Rosie Nelson, 23, who has just completed a Christmas campaign with Vogue, said she "physically couldn't" lose more weight when her agents told her they wanted her "down to the bone".

Those words were the turning point prompting her to launch a petition to ban such agencies from pressurising vulnerable young people from forcing themselves to become dangerously thin. Today she submitted the petition, complete with almost 114,000 signatures, to Downing Street.

Commenting on her treatment from the agent, she said: "I am old enough to know better, but if I had been 16, it would have been heartbreaking. It makes you feel horrible about yourself, knowing that you're not okay the way you are.

"I was already eating mostly steamed vegetables and fruit, I wasn't eating any sugar, avoiding dairy, avoiding just everything, really, and doing more than an hour of exercise every day. I felt really bad about myself, my body didn't look good, I didn't feel good about myself.

"I was becoming a slave to achieving what they wanted me to do. But I've been a model for five years and the reality of it is I am healthy the way I am and if they can't accept that then it's their loss."

The petition today was followed by an inquiry with industry professionals at Westminster, attended by plus size model Hayley Hasselhoff, daughter of American actor David Hasselhoff, and MP Caroline Nokes.

Miss Nelson's key concern is that pressure within the fashion industry to be thin can have both an emotionally and physically damaging impact on young models in the long term.

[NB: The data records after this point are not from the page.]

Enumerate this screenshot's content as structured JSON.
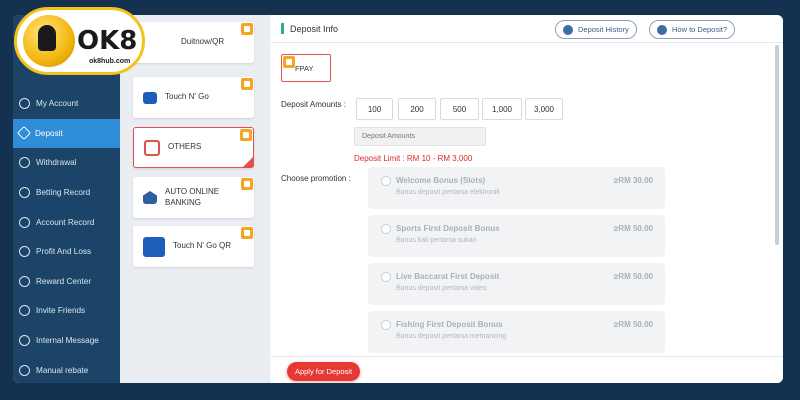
{
  "logo": {
    "text": "OK8",
    "sub": "ok8hub.com"
  },
  "nav": [
    {
      "label": "My Account",
      "icon": "account-icon"
    },
    {
      "label": "Deposit",
      "icon": "deposit-icon",
      "active": true
    },
    {
      "label": "Withdrawal",
      "icon": "withdrawal-icon"
    },
    {
      "label": "Betting Record",
      "icon": "betting-record-icon"
    },
    {
      "label": "Account Record",
      "icon": "account-record-icon"
    },
    {
      "label": "Profit And Loss",
      "icon": "profit-loss-icon"
    },
    {
      "label": "Reward Center",
      "icon": "reward-icon"
    },
    {
      "label": "Invite Friends",
      "icon": "invite-icon"
    },
    {
      "label": "Internal Message",
      "icon": "message-icon"
    },
    {
      "label": "Manual rebate",
      "icon": "rebate-icon"
    }
  ],
  "methods": [
    {
      "label": "Duitnow/QR"
    },
    {
      "label": "Touch N' Go"
    },
    {
      "label": "OTHERS",
      "selected": true
    },
    {
      "label": "AUTO ONLINE\nBANKING"
    },
    {
      "label": "Touch N' Go QR"
    }
  ],
  "main": {
    "title": "Deposit Info",
    "history_btn": "Deposit History",
    "howto_btn": "How to Deposit?",
    "channel": "FPAY",
    "amounts_label": "Deposit Amounts :",
    "amounts": [
      "100",
      "200",
      "500",
      "1,000",
      "3,000"
    ],
    "amount_placeholder": "Deposit Amounts",
    "limit_text": "Deposit Limit : RM 10 - RM 3,000",
    "promotion_label": "Choose promotion :",
    "promotions": [
      {
        "name": "Welcome Bonus (Slots)",
        "desc": "Bonus deposit pertama elektronik",
        "amount": "≥RM 30.00"
      },
      {
        "name": "Sports First Deposit Bonus",
        "desc": "Bonus kali pertama sukan",
        "amount": "≥RM 50.00"
      },
      {
        "name": "Live Baccarat First Deposit",
        "desc": "Bonus deposit pertama video",
        "amount": "≥RM 50.00"
      },
      {
        "name": "Fishing First Deposit Bonus",
        "desc": "Bonus deposit pertama memancing",
        "amount": "≥RM 50.00"
      }
    ],
    "apply_btn": "Apply for Deposit"
  },
  "colors": {
    "sidebar": "#1b4468",
    "active": "#2f8dd8",
    "accent_red": "#e53935",
    "badge": "#f5a524",
    "title_bar": "#2bb673"
  }
}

She said: "I'd love to see health checks brought into legislation, so that if a model is being asked to lose weight she can be seen by a doctor and be told about good diet plans that will give her the nutrition she needs and good exercise regimes to do.

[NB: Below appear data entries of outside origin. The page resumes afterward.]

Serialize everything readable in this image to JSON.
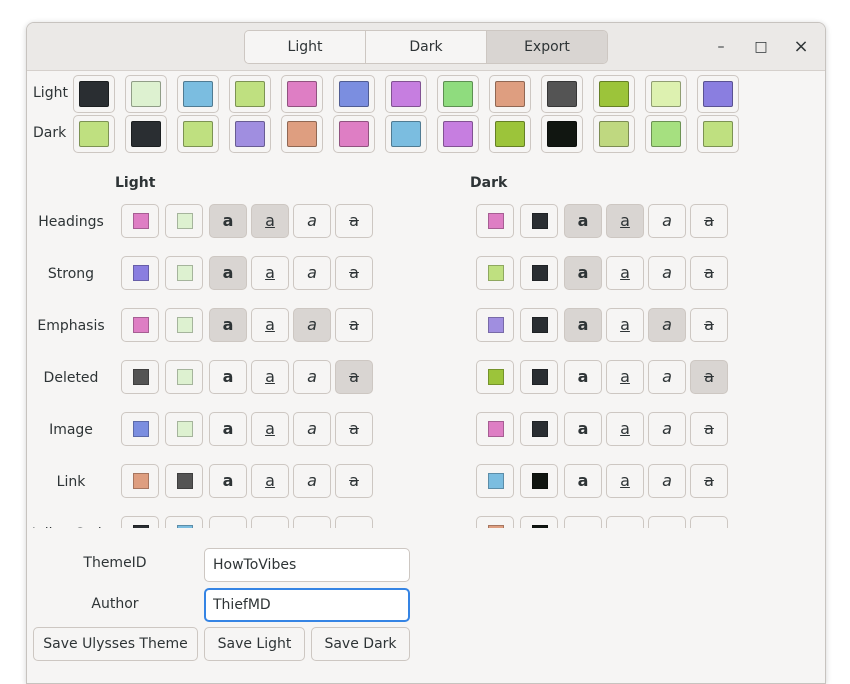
{
  "tabs": [
    {
      "label": "Light",
      "active": false
    },
    {
      "label": "Dark",
      "active": false
    },
    {
      "label": "Export",
      "active": true
    }
  ],
  "window_controls": {
    "minimize": "–",
    "maximize": "□",
    "close": "×"
  },
  "palette": {
    "light": {
      "label": "Light",
      "colors": [
        "#2a2e32",
        "#ddf1d0",
        "#7bbde0",
        "#bfe080",
        "#de7ec4",
        "#7b8ee0",
        "#c67ee0",
        "#8fdc7e",
        "#de9e80",
        "#545454",
        "#9cc43a",
        "#ddf1b0",
        "#8a7ee0"
      ]
    },
    "dark": {
      "label": "Dark",
      "colors": [
        "#bfe080",
        "#2a2e32",
        "#bfe080",
        "#a08ee0",
        "#de9e80",
        "#de7ec4",
        "#7bbde0",
        "#c67ee0",
        "#9cc43a",
        "#111611",
        "#bfd880",
        "#a6e080",
        "#bfe080"
      ]
    }
  },
  "columns": {
    "light": "Light",
    "dark": "Dark"
  },
  "glyph": "a",
  "strike_glyph": "a",
  "styles": [
    {
      "name": "Headings",
      "light": {
        "fg": "#de7ec4",
        "bg": "#ddf1d0",
        "bold": true,
        "underline": true,
        "italic": false,
        "strike": false
      },
      "dark": {
        "fg": "#de7ec4",
        "bg": "#2a2e32",
        "bold": true,
        "underline": true,
        "italic": false,
        "strike": false
      }
    },
    {
      "name": "Strong",
      "light": {
        "fg": "#8a7ee0",
        "bg": "#ddf1d0",
        "bold": true,
        "underline": false,
        "italic": false,
        "strike": false
      },
      "dark": {
        "fg": "#bfe080",
        "bg": "#2a2e32",
        "bold": true,
        "underline": false,
        "italic": false,
        "strike": false
      }
    },
    {
      "name": "Emphasis",
      "light": {
        "fg": "#de7ec4",
        "bg": "#ddf1d0",
        "bold": true,
        "underline": false,
        "italic": true,
        "strike": false
      },
      "dark": {
        "fg": "#a08ee0",
        "bg": "#2a2e32",
        "bold": true,
        "underline": false,
        "italic": true,
        "strike": false
      }
    },
    {
      "name": "Deleted",
      "light": {
        "fg": "#545454",
        "bg": "#ddf1d0",
        "bold": false,
        "underline": false,
        "italic": false,
        "strike": true
      },
      "dark": {
        "fg": "#9cc43a",
        "bg": "#2a2e32",
        "bold": false,
        "underline": false,
        "italic": false,
        "strike": true
      }
    },
    {
      "name": "Image",
      "light": {
        "fg": "#7b8ee0",
        "bg": "#ddf1d0",
        "bold": false,
        "underline": false,
        "italic": false,
        "strike": false
      },
      "dark": {
        "fg": "#de7ec4",
        "bg": "#2a2e32",
        "bold": false,
        "underline": false,
        "italic": false,
        "strike": false
      }
    },
    {
      "name": "Link",
      "light": {
        "fg": "#de9e80",
        "bg": "#545454",
        "bold": false,
        "underline": false,
        "italic": false,
        "strike": false
      },
      "dark": {
        "fg": "#7bbde0",
        "bg": "#111611",
        "bold": false,
        "underline": false,
        "italic": false,
        "strike": false
      }
    },
    {
      "name": "Inline Code",
      "light": {
        "fg": "#2a2e32",
        "bg": "#7bbde0",
        "bold": false,
        "underline": false,
        "italic": false,
        "strike": false
      },
      "dark": {
        "fg": "#de9e80",
        "bg": "#111611",
        "bold": false,
        "underline": false,
        "italic": false,
        "strike": false
      }
    }
  ],
  "form": {
    "theme_id_label": "ThemeID",
    "theme_id_value": "HowToVibes",
    "author_label": "Author",
    "author_value": "ThiefMD"
  },
  "buttons": {
    "save_ulysses": "Save Ulysses Theme",
    "save_light": "Save Light",
    "save_dark": "Save Dark"
  },
  "colors": {
    "focus": "#3584e4",
    "toggle_on": "#d9d5d2",
    "window_bg": "#f6f5f4"
  }
}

"While she is losing weight - if she chooses to - she should then be able to get regular check-ups on her organs to make sure no damage is being done to the body, because if you do when you are young, you can damage your body for the rest of your life."

Miss Nelson said she had received little direct feedback from modelling agencies over her campaign, but said she had read an article in which one key industry professional said she did not believe the fashion world put any such pressure on models.

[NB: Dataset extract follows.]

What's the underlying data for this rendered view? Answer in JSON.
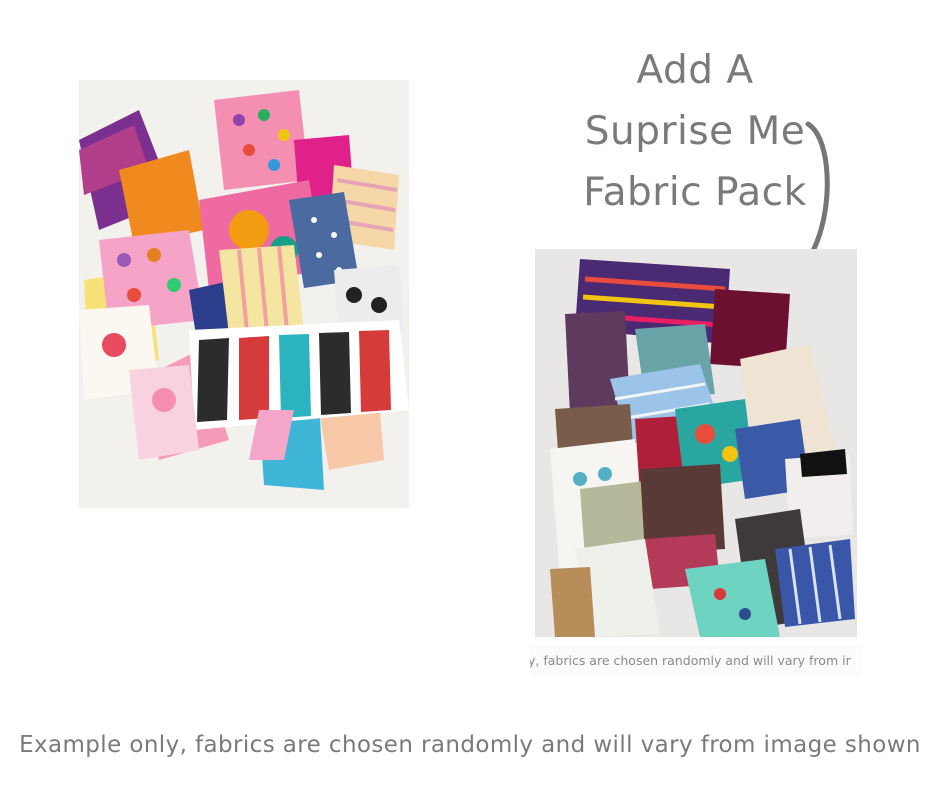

"I've had hundreds of comments from girls saying it's happened to them," she said. "I have strong evidence to prove that it is happening and girls are becoming anorexic and doing drastic things to get ahead as models.

"It's really upsetting. In high fashion designers want thin models so the clothes hang off them in exactly the same way, but there really isn't any reason why they can't adapt to having healthier-looking girls of more diversity and more range."

Speaking to ITV's Lorraine earlier, Miss Nelson described how she had worked on shoots up to 10 hours long where no food was provided at all, as it would be simply expected that models did not need to eat.

Earlier this year, MPs in France voted to make it a criminal offence to hire undernourished models in a bit to curb anorexia. Those who do now face hefty fines and even a six-month prison sentence.

Miss Nelson and Ms Nokes, who is chair of the All-Party Parliamentary Group (APPG) on body image, are aiming in bring similar legislation to the UK.